Piantare peperoncini: ecco il periodo giusto e qualche trucchetto per un ottimo raccolto

La coltivazione di prodotti legati all’ambito vegetale è assolutamente importante sia per la produzione di cibo ma anche per una questione ambientale in quanto lo sviluppo di piante è fondamentale per ravvivare l’ecosistema, identificando anche qualcosa di utile a livello parzialmente ludico addirittura. Piantare peperoncini è uno dei metodi sicuramente più interessanti e produttivi per ottenere un raccolto legato a questi ortaggi apprezzatissimi per il tipico sapore e la capacità di risultare piccanti.

Esistono tantissime varianti di peperoncini, e sicuramente molte di queste sono anche esteticamente riconoscibili dagli esperti.

Diverso è il discorso puramente e spiccatamente legato alla coltivazione dei peperoncini che ha delle regole abbastanza definite a partire dal periodo.

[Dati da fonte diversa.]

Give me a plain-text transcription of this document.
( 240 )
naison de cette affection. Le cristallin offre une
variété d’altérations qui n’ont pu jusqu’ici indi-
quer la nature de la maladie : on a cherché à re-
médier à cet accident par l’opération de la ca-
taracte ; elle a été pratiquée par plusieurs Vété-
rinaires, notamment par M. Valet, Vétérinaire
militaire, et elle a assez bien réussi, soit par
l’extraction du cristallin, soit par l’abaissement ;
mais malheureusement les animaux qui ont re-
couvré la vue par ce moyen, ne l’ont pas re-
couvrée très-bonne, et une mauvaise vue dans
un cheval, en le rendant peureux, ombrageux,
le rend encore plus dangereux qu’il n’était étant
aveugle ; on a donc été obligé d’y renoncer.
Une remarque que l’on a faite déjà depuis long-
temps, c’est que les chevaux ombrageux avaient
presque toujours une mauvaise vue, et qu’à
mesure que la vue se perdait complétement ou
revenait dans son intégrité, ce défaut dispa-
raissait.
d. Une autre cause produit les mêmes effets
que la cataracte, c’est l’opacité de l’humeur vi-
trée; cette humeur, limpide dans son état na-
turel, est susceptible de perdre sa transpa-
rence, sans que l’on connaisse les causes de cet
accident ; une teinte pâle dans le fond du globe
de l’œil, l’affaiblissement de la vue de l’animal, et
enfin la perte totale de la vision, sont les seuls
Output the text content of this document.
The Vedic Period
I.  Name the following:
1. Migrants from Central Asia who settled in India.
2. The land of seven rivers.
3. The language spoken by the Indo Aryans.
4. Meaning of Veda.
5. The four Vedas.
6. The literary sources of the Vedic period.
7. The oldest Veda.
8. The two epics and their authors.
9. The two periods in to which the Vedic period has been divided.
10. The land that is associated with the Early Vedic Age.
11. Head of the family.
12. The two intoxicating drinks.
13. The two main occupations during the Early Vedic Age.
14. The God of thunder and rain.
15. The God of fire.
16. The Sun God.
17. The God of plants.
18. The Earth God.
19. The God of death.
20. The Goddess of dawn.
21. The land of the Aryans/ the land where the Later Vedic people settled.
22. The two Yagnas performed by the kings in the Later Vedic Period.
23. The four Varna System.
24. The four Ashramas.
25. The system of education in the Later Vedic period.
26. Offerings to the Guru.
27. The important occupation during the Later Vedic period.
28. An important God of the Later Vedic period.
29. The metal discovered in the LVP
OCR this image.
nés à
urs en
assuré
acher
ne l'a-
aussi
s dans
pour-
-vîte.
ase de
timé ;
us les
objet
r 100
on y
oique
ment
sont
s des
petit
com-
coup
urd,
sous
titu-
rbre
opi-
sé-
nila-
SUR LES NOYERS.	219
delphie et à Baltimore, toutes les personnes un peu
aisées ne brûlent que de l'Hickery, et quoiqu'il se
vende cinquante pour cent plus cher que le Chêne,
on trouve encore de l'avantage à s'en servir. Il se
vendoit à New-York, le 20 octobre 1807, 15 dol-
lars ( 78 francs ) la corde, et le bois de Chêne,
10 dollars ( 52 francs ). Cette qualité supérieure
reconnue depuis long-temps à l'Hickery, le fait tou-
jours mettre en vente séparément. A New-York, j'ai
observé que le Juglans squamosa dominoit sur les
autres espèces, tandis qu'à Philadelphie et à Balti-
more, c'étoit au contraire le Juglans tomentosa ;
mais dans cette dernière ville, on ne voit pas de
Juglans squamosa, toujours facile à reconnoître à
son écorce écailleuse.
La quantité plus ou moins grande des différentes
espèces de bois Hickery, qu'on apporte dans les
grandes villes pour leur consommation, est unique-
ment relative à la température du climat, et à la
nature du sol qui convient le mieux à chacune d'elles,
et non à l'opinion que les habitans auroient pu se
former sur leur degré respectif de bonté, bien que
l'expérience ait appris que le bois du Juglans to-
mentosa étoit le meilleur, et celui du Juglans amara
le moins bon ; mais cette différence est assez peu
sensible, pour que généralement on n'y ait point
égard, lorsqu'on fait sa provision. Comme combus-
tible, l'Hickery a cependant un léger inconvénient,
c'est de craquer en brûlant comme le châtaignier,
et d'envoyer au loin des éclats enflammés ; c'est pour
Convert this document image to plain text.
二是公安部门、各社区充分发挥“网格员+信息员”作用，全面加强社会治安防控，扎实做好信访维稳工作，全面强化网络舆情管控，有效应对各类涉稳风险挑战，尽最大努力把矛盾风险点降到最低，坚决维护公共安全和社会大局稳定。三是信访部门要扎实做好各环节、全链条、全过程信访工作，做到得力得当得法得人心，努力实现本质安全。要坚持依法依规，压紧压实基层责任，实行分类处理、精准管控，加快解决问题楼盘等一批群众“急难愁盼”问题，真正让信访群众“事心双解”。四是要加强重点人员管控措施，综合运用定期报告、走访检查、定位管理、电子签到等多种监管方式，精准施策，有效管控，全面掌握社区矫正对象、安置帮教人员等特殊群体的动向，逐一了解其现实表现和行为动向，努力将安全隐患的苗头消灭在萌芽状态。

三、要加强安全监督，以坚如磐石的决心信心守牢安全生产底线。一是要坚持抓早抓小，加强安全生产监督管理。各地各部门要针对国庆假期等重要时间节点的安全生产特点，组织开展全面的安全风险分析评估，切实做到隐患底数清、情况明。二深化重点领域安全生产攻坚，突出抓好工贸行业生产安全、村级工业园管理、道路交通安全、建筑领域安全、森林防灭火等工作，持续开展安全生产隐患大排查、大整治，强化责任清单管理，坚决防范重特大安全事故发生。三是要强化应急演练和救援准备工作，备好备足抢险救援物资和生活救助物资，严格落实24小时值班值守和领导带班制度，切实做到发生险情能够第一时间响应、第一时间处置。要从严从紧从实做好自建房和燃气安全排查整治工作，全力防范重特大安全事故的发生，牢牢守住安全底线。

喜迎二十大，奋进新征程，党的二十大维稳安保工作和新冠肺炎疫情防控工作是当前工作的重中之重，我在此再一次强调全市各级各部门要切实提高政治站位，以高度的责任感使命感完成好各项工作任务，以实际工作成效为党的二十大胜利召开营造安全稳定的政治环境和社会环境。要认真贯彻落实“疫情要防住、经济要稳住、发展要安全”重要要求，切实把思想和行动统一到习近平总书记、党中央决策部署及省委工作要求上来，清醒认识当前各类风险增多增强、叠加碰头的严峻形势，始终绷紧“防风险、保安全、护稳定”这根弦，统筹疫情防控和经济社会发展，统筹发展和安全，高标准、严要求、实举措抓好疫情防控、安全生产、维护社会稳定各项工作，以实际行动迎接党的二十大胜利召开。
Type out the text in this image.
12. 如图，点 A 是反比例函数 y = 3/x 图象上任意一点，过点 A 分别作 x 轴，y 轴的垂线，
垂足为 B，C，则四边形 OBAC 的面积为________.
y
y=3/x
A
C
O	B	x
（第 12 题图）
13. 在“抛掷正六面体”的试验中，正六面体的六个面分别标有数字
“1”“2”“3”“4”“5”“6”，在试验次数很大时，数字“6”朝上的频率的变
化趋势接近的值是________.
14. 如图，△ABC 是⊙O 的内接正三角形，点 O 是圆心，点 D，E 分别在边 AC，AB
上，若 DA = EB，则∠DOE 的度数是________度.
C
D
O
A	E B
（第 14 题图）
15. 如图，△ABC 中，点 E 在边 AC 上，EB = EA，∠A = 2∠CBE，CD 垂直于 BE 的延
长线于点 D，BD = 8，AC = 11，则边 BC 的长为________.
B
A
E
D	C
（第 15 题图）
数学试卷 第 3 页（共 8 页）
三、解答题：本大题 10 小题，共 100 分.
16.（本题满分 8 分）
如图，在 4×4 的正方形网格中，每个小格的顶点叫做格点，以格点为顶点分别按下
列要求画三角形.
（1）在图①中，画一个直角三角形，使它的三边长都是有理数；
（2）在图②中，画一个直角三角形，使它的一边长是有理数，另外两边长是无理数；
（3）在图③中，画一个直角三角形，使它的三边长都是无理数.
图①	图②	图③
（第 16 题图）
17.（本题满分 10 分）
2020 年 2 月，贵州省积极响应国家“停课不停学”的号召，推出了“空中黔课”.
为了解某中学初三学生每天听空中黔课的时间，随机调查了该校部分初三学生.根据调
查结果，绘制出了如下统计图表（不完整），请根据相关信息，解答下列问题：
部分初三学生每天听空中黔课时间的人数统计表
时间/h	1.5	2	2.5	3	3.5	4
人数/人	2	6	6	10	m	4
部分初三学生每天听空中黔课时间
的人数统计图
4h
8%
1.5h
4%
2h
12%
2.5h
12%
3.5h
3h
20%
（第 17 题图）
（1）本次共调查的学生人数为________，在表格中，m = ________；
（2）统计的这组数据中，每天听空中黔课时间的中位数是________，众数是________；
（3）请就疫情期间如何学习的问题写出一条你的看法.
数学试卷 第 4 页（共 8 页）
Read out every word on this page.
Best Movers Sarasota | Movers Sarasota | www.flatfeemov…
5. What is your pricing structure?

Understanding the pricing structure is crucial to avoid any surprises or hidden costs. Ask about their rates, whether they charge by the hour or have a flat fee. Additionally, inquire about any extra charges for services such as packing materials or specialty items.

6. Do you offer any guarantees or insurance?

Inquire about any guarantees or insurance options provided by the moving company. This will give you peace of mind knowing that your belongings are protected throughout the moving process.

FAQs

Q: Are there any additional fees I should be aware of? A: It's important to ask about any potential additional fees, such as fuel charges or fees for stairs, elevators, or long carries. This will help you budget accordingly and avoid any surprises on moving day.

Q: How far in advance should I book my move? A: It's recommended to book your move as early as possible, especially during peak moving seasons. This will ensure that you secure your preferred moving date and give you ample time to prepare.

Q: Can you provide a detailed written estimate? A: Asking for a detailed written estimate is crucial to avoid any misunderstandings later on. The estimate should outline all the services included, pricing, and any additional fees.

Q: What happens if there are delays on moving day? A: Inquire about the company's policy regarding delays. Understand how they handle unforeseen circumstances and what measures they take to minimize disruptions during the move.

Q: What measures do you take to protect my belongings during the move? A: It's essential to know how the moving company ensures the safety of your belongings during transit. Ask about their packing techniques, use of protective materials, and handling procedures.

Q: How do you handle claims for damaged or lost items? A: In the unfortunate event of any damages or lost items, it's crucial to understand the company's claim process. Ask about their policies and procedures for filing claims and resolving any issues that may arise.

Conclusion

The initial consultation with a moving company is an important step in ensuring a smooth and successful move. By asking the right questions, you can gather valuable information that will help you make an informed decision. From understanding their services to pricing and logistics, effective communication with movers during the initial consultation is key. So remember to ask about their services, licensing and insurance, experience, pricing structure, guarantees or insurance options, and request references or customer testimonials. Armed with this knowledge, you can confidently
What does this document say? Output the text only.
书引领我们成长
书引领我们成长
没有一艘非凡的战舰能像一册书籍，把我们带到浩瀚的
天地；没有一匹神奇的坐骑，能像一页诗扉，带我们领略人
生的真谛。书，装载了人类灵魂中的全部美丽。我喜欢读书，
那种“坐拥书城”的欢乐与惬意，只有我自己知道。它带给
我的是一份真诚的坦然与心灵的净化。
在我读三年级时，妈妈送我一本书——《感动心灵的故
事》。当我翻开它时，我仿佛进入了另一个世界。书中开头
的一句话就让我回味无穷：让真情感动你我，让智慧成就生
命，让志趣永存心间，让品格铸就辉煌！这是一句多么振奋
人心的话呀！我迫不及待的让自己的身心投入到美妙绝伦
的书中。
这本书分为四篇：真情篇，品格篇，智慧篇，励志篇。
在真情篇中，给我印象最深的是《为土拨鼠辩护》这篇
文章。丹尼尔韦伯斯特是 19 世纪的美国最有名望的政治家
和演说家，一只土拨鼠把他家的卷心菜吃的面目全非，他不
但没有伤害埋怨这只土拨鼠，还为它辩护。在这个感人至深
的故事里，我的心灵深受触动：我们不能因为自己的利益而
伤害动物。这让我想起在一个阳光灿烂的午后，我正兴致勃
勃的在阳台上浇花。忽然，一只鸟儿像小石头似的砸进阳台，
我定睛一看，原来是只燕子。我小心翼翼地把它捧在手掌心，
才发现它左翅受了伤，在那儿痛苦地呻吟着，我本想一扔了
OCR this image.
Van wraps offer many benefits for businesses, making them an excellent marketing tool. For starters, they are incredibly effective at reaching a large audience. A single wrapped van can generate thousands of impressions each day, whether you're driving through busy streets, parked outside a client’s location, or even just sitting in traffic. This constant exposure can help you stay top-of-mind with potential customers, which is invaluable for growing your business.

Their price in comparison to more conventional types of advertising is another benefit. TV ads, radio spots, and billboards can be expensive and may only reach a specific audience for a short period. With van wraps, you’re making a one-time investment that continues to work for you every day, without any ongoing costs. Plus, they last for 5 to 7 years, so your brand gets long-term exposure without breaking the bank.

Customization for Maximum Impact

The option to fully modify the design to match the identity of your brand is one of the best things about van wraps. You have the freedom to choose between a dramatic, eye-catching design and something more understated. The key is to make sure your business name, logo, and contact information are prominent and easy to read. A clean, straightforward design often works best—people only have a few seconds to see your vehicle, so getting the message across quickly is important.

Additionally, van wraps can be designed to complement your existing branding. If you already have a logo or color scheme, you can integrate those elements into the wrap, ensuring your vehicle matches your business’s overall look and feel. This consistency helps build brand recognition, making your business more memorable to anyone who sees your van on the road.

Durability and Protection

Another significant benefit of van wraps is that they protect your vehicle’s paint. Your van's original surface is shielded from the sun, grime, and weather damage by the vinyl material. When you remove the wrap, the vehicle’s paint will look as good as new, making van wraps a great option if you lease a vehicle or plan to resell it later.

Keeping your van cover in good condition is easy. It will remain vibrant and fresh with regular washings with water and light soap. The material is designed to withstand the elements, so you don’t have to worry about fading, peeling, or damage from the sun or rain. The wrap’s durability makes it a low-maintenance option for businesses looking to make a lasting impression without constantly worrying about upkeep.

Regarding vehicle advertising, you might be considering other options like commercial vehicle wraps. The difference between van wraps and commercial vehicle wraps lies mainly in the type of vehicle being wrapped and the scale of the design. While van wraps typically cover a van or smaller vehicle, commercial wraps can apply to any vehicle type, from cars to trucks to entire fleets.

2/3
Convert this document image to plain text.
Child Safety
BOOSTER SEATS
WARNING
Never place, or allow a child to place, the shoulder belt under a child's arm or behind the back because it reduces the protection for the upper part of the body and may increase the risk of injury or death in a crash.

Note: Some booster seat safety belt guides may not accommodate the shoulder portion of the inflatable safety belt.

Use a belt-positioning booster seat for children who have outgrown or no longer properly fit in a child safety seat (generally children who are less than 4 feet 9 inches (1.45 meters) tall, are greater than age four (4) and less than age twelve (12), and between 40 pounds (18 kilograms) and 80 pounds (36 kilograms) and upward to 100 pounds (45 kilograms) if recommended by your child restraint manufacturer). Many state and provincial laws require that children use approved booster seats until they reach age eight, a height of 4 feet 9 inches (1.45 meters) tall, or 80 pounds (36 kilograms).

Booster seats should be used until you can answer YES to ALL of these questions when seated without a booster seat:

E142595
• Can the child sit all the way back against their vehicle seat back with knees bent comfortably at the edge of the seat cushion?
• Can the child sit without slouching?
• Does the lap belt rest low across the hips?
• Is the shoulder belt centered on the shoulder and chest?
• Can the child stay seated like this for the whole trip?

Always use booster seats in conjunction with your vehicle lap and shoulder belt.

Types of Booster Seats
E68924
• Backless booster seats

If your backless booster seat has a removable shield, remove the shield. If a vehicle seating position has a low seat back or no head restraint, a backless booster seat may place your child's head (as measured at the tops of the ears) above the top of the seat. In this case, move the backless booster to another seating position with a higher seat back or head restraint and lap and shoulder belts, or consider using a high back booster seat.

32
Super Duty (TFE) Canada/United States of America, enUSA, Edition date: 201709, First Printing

Come piantare peperoncini? Ecco i principali consigli e le tempistiche

coltivare peperoncini

Per “peperoncino” si fa riferimento a tutti i prodotti vegetali, utilizzati a mo di condimento, che fanno parte della famiglia della specie Capsicum utilizzata principalmente. Non tutti i peperoncini sono piccanti, ma quelli più apprezzati in cucina sono essenzialmente noti sia per il sapore che per il contenuto di capsaicina che è anche l’elemento che scaturisce la sensazione del piccante sulla lingua.

Com’è noto esiste un vero e proprio “culto” del piccante, e vi è una continua gara tra chi riesce a consumare il peperoncino più piccante. Ma cosa si cela dietro la coltivazione di questi apprezzatissimi “parenti” dei tradizionali peperoni?

Il peperoncino “tradizionale” inteso nelle varianti che tendono dal verde al rosso ed hanno delle dimensioni medio piccole, può essere liberamente coltivato teoricamente in quasi tutto l’anno, anche se molto dipende dalla zona del paese, generalmente nella sezione centro nord del paese il periodo migliore è tra l’inizio della primavera fino a metà estate, al nord si può iniziare anche leggermente dopo.

Le cultivar mediamente crescono ad una tempratura media di 20 gradi ed il clima deve essere abbastanza costante. il terreno deve avere un ph medio tra 5,5 e 7,5. Le varianti ” da vaso ” necessitano di molto sole e necessitano di un vaso abbastanza grande e profondo, utilizzando sul fondo uno strato di argilla espansa così da migliorare l’aspetto drenante.

Se si vuole partire dalla semina, è obbligatorio iniziare almeno a marzo se si sceglie una variante estiva, mentre se si opta per piantine già pronte possiamo iniziare a primavera inoltrata.

E’ essenziale mantenere sempre il terreno appena leggermente umido e la pianta al riparo dalle forti correnti, impiegando se necessario un sistema di irrigazione a goccia che non vada a toccare le foglie.